The Odds Ratios from case-controls looking at cigarrettes causing lung cancer are 10-13:1, consistently across many studies in many diffeerent populations, and with a dose-response relationship where that was assessed. At that effect size, in every population looked at, with a dose-response relationship — there simply is no differential bias you can invoke to explain away the correlation as anything but causation. If you do claim some such bias, you are obligated to do a case-control or cohort that controls for it or avoids it in the study population. If you deny causation at that magnitude of OR, yes, you are like the tobacco companies, arguing dishonestly.

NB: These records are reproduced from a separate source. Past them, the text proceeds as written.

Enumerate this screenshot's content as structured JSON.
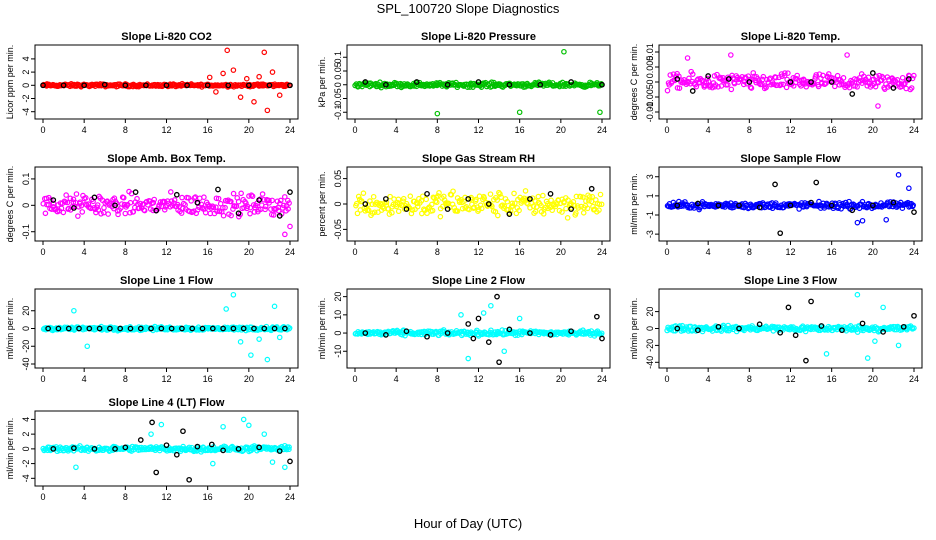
{
  "title": "SPL_100720  Slope Diagnostics",
  "x_axis_title": "Hour of Day (UTC)",
  "chart_data": [
    {
      "type": "scatter",
      "title": "Slope Li-820 CO2",
      "ylabel": "Licor ppm per min.",
      "color": "#ff0000",
      "ylim": [
        -4.5,
        5.5
      ],
      "yticks": [
        -4,
        -2,
        0,
        2,
        4
      ],
      "xticks": [
        0,
        4,
        8,
        12,
        16,
        20,
        24
      ],
      "xlim": [
        0,
        24
      ],
      "spread": 0.3,
      "extra": [
        [
          16.2,
          1.2
        ],
        [
          16.8,
          -1.0
        ],
        [
          17.5,
          1.8
        ],
        [
          17.9,
          5.3
        ],
        [
          18.5,
          2.3
        ],
        [
          19.2,
          -1.8
        ],
        [
          19.8,
          1.0
        ],
        [
          20.5,
          -2.5
        ],
        [
          21.0,
          1.3
        ],
        [
          21.5,
          5.0
        ],
        [
          21.8,
          -3.8
        ],
        [
          22.3,
          2.0
        ],
        [
          23.0,
          -1.5
        ]
      ],
      "black": [
        [
          0,
          0
        ],
        [
          2,
          0
        ],
        [
          4,
          0
        ],
        [
          6,
          0.1
        ],
        [
          8,
          0
        ],
        [
          10,
          0
        ],
        [
          12,
          0
        ],
        [
          14,
          0
        ],
        [
          16,
          0
        ],
        [
          18,
          0
        ],
        [
          20,
          0
        ],
        [
          22,
          0
        ],
        [
          24,
          0
        ]
      ]
    },
    {
      "type": "scatter",
      "title": "Slope Li-820 Pressure",
      "ylabel": "kPa per min.",
      "color": "#00c000",
      "ylim": [
        -0.11,
        0.13
      ],
      "yticks": [
        -0.1,
        -0.05,
        0.0,
        0.05,
        0.1
      ],
      "xticks": [
        0,
        4,
        8,
        12,
        16,
        20,
        24
      ],
      "xlim": [
        0,
        24
      ],
      "spread": 0.012,
      "extra": [
        [
          8.0,
          -0.105
        ],
        [
          16.0,
          -0.1
        ],
        [
          20.3,
          0.12
        ],
        [
          23.8,
          -0.1
        ]
      ],
      "black": [
        [
          1,
          0.01
        ],
        [
          3,
          0.0
        ],
        [
          6,
          0.01
        ],
        [
          9,
          0.0
        ],
        [
          12,
          0.01
        ],
        [
          15,
          0.0
        ],
        [
          18,
          0.0
        ],
        [
          21,
          0.01
        ],
        [
          24,
          0.0
        ]
      ]
    },
    {
      "type": "scatter",
      "title": "Slope Li-820 Temp.",
      "ylabel": "degrees C per min.",
      "color": "#ff00ff",
      "ylim": [
        -0.011,
        0.011
      ],
      "yticks": [
        -0.01,
        -0.005,
        0.0,
        0.005,
        0.01
      ],
      "xticks": [
        0,
        4,
        8,
        12,
        16,
        20,
        24
      ],
      "xlim": [
        0,
        24
      ],
      "spread": 0.004,
      "extra": [
        [
          2.0,
          0.008
        ],
        [
          6.2,
          0.009
        ],
        [
          17.5,
          0.009
        ],
        [
          20.5,
          -0.008
        ]
      ],
      "black": [
        [
          1,
          0.001
        ],
        [
          2.5,
          -0.003
        ],
        [
          4,
          0.002
        ],
        [
          6,
          0.001
        ],
        [
          8,
          0.0
        ],
        [
          12,
          0.0
        ],
        [
          14,
          0.0
        ],
        [
          16,
          0.0
        ],
        [
          18,
          -0.004
        ],
        [
          20,
          0.003
        ],
        [
          22,
          -0.002
        ],
        [
          23.5,
          0.001
        ]
      ]
    },
    {
      "type": "scatter",
      "title": "Slope Amb. Box Temp.",
      "ylabel": "degrees C per min.",
      "color": "#ff00ff",
      "ylim": [
        -0.12,
        0.13
      ],
      "yticks": [
        -0.1,
        0.0,
        0.1
      ],
      "xticks": [
        0,
        4,
        8,
        12,
        16,
        20,
        24
      ],
      "xlim": [
        0,
        24
      ],
      "spread": 0.06,
      "extra": [
        [
          23.5,
          -0.11
        ],
        [
          24,
          -0.08
        ]
      ],
      "black": [
        [
          1,
          0.02
        ],
        [
          3,
          -0.01
        ],
        [
          5,
          0.03
        ],
        [
          7,
          0.0
        ],
        [
          9,
          0.05
        ],
        [
          11,
          -0.02
        ],
        [
          13,
          0.04
        ],
        [
          15,
          0.01
        ],
        [
          17,
          0.06
        ],
        [
          19,
          -0.03
        ],
        [
          21,
          0.02
        ],
        [
          23,
          -0.04
        ],
        [
          24,
          0.05
        ]
      ]
    },
    {
      "type": "scatter",
      "title": "Slope Gas Stream RH",
      "ylabel": "percent per min.",
      "color": "#ffff00",
      "ylim": [
        -0.065,
        0.065
      ],
      "yticks": [
        -0.05,
        0.0,
        0.05
      ],
      "xticks": [
        0,
        4,
        8,
        12,
        16,
        20,
        24
      ],
      "xlim": [
        0,
        24
      ],
      "spread": 0.035,
      "extra": [],
      "black": [
        [
          1,
          0.0
        ],
        [
          3,
          0.01
        ],
        [
          5,
          -0.01
        ],
        [
          7,
          0.02
        ],
        [
          9,
          -0.01
        ],
        [
          11,
          0.01
        ],
        [
          13,
          0.0
        ],
        [
          15,
          -0.02
        ],
        [
          17,
          0.01
        ],
        [
          19,
          0.02
        ],
        [
          21,
          -0.01
        ],
        [
          23,
          0.03
        ]
      ]
    },
    {
      "type": "scatter",
      "title": "Slope Sample Flow",
      "ylabel": "ml/min per min.",
      "color": "#0000ff",
      "ylim": [
        -3.3,
        3.6
      ],
      "yticks": [
        -3,
        -1,
        1,
        3
      ],
      "xticks": [
        0,
        4,
        8,
        12,
        16,
        20,
        24
      ],
      "xlim": [
        0,
        24
      ],
      "spread": 0.5,
      "extra": [
        [
          18.5,
          -1.8
        ],
        [
          19.0,
          -1.6
        ],
        [
          21.3,
          -1.5
        ],
        [
          23.5,
          1.8
        ],
        [
          22.5,
          3.2
        ]
      ],
      "black": [
        [
          1,
          0
        ],
        [
          3,
          0.2
        ],
        [
          5,
          0
        ],
        [
          7,
          0
        ],
        [
          9,
          -0.2
        ],
        [
          10.5,
          2.2
        ],
        [
          11,
          -2.9
        ],
        [
          12,
          0
        ],
        [
          14,
          0.3
        ],
        [
          14.5,
          2.4
        ],
        [
          16,
          0
        ],
        [
          18,
          -0.5
        ],
        [
          20,
          0
        ],
        [
          22,
          0.3
        ],
        [
          24,
          -0.7
        ]
      ]
    },
    {
      "type": "scatter",
      "title": "Slope Line 1 Flow",
      "ylabel": "ml/min per min.",
      "color": "#00ffff",
      "ylim": [
        -40,
        40
      ],
      "yticks": [
        -40,
        -20,
        0,
        20
      ],
      "xticks": [
        0,
        4,
        8,
        12,
        16,
        20,
        24
      ],
      "xlim": [
        0,
        24
      ],
      "spread": 3,
      "extra": [
        [
          3.0,
          20
        ],
        [
          4.3,
          -20
        ],
        [
          17.8,
          22
        ],
        [
          18.5,
          38
        ],
        [
          19.2,
          -15
        ],
        [
          20.2,
          -30
        ],
        [
          21.0,
          -12
        ],
        [
          21.8,
          -35
        ],
        [
          22.5,
          25
        ],
        [
          23.0,
          -10
        ]
      ],
      "black": [
        [
          0.5,
          0
        ],
        [
          1.5,
          0
        ],
        [
          2.5,
          0
        ],
        [
          3.5,
          0
        ],
        [
          4.5,
          0
        ],
        [
          5.5,
          0
        ],
        [
          6.5,
          0
        ],
        [
          7.5,
          0
        ],
        [
          8.5,
          0
        ],
        [
          9.5,
          0
        ],
        [
          10.5,
          0
        ],
        [
          11.5,
          0
        ],
        [
          12.5,
          0
        ],
        [
          13.5,
          0
        ],
        [
          14.5,
          0
        ],
        [
          15.5,
          0
        ],
        [
          16.5,
          0
        ],
        [
          17.5,
          0
        ],
        [
          18.5,
          0
        ],
        [
          19.5,
          0
        ],
        [
          20.5,
          0
        ],
        [
          21.5,
          0
        ],
        [
          22.5,
          0
        ],
        [
          23.5,
          0
        ]
      ]
    },
    {
      "type": "scatter",
      "title": "Slope Line 2 Flow",
      "ylabel": "ml/min per min.",
      "color": "#00ffff",
      "ylim": [
        -17,
        22
      ],
      "yticks": [
        -10,
        0,
        10,
        20
      ],
      "xticks": [
        0,
        4,
        8,
        12,
        16,
        20,
        24
      ],
      "xlim": [
        0,
        24
      ],
      "spread": 2,
      "extra": [
        [
          10.3,
          10
        ],
        [
          11.0,
          -14
        ],
        [
          12.5,
          11
        ],
        [
          13.2,
          15
        ],
        [
          14.5,
          -10
        ],
        [
          16.0,
          8
        ]
      ],
      "black": [
        [
          1,
          0
        ],
        [
          3,
          -1
        ],
        [
          5,
          1
        ],
        [
          7,
          -2
        ],
        [
          9,
          0
        ],
        [
          11,
          5
        ],
        [
          11.5,
          -3
        ],
        [
          12,
          8
        ],
        [
          13,
          -5
        ],
        [
          13.8,
          20
        ],
        [
          14,
          -16
        ],
        [
          15,
          2
        ],
        [
          17,
          0
        ],
        [
          19,
          -1
        ],
        [
          21,
          1
        ],
        [
          23.5,
          9
        ],
        [
          24,
          -3
        ]
      ]
    },
    {
      "type": "scatter",
      "title": "Slope Line 3 Flow",
      "ylabel": "ml/min per min.",
      "color": "#00ffff",
      "ylim": [
        -42,
        42
      ],
      "yticks": [
        -40,
        -20,
        0,
        20
      ],
      "xticks": [
        0,
        4,
        8,
        12,
        16,
        20,
        24
      ],
      "xlim": [
        0,
        24
      ],
      "spread": 5,
      "extra": [
        [
          15.5,
          -30
        ],
        [
          18.5,
          40
        ],
        [
          19.5,
          -35
        ],
        [
          20.2,
          -15
        ],
        [
          21.0,
          25
        ],
        [
          22.5,
          -20
        ]
      ],
      "black": [
        [
          1,
          0
        ],
        [
          3,
          -2
        ],
        [
          5,
          2
        ],
        [
          7,
          0
        ],
        [
          9,
          5
        ],
        [
          11,
          -5
        ],
        [
          11.8,
          25
        ],
        [
          12.5,
          -8
        ],
        [
          13.5,
          -38
        ],
        [
          14,
          32
        ],
        [
          15,
          3
        ],
        [
          17,
          -2
        ],
        [
          19,
          6
        ],
        [
          21,
          -4
        ],
        [
          23,
          2
        ],
        [
          24,
          15
        ]
      ]
    },
    {
      "type": "scatter",
      "title": "Slope Line 4 (LT) Flow",
      "ylabel": "ml/min per min.",
      "color": "#00ffff",
      "ylim": [
        -4.5,
        4.6
      ],
      "yticks": [
        -4,
        -2,
        0,
        2,
        4
      ],
      "xticks": [
        0,
        4,
        8,
        12,
        16,
        20,
        24
      ],
      "xlim": [
        0,
        24
      ],
      "spread": 0.5,
      "extra": [
        [
          3.2,
          -2.5
        ],
        [
          10.5,
          2
        ],
        [
          11.5,
          3.3
        ],
        [
          16.5,
          -2.0
        ],
        [
          17.5,
          3.0
        ],
        [
          19.5,
          4.0
        ],
        [
          20.0,
          3.2
        ],
        [
          21.5,
          2.0
        ],
        [
          22.3,
          -1.8
        ],
        [
          23.5,
          -2.5
        ]
      ],
      "black": [
        [
          1,
          0
        ],
        [
          3,
          0.1
        ],
        [
          5,
          0
        ],
        [
          7,
          0
        ],
        [
          8,
          0.2
        ],
        [
          9.5,
          1.2
        ],
        [
          10.6,
          3.6
        ],
        [
          11,
          -3.2
        ],
        [
          12,
          0.5
        ],
        [
          13,
          -0.8
        ],
        [
          13.6,
          2.4
        ],
        [
          14.2,
          -4.2
        ],
        [
          15,
          0.3
        ],
        [
          16.4,
          0.6
        ],
        [
          17.5,
          -0.2
        ],
        [
          19,
          0
        ],
        [
          21,
          0.2
        ],
        [
          23,
          -0.3
        ],
        [
          24,
          -1.7
        ]
      ]
    }
  ]
}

If you think causation is not at all proved, or even likely, at the RR of 1.3-1 level, as it was with ERT for cardioprotection, you’re not dishonest, you’re right, and likely to be proven so if an RCT is ever done.

ORs or RRs of 2-3:1 are a step above that, in that that effect size implies that there very well could be causation, that the issue needs further study, with an RCT if possible, with a cohort designed to control likely biases better than existing studies if an RCT is not feasible. Until those studies are done, caution is advisable, and it is not unreasonable to change practice to account for the possibility of causation.

I am not aware that any of the harmful effects of cigarrette use had OR/RRs that fell in that 2-3:1 range. Even if they did, we already had cigarrettes dead to rights with lung cancer causation. It’s not as if failing to prove that they also caused erectile dysfunction because you couldn’t get an OR bigger than 2:1, would mean that physicians would have to advise their patients that cigarrettes were just fine, go ahead, light ’em up.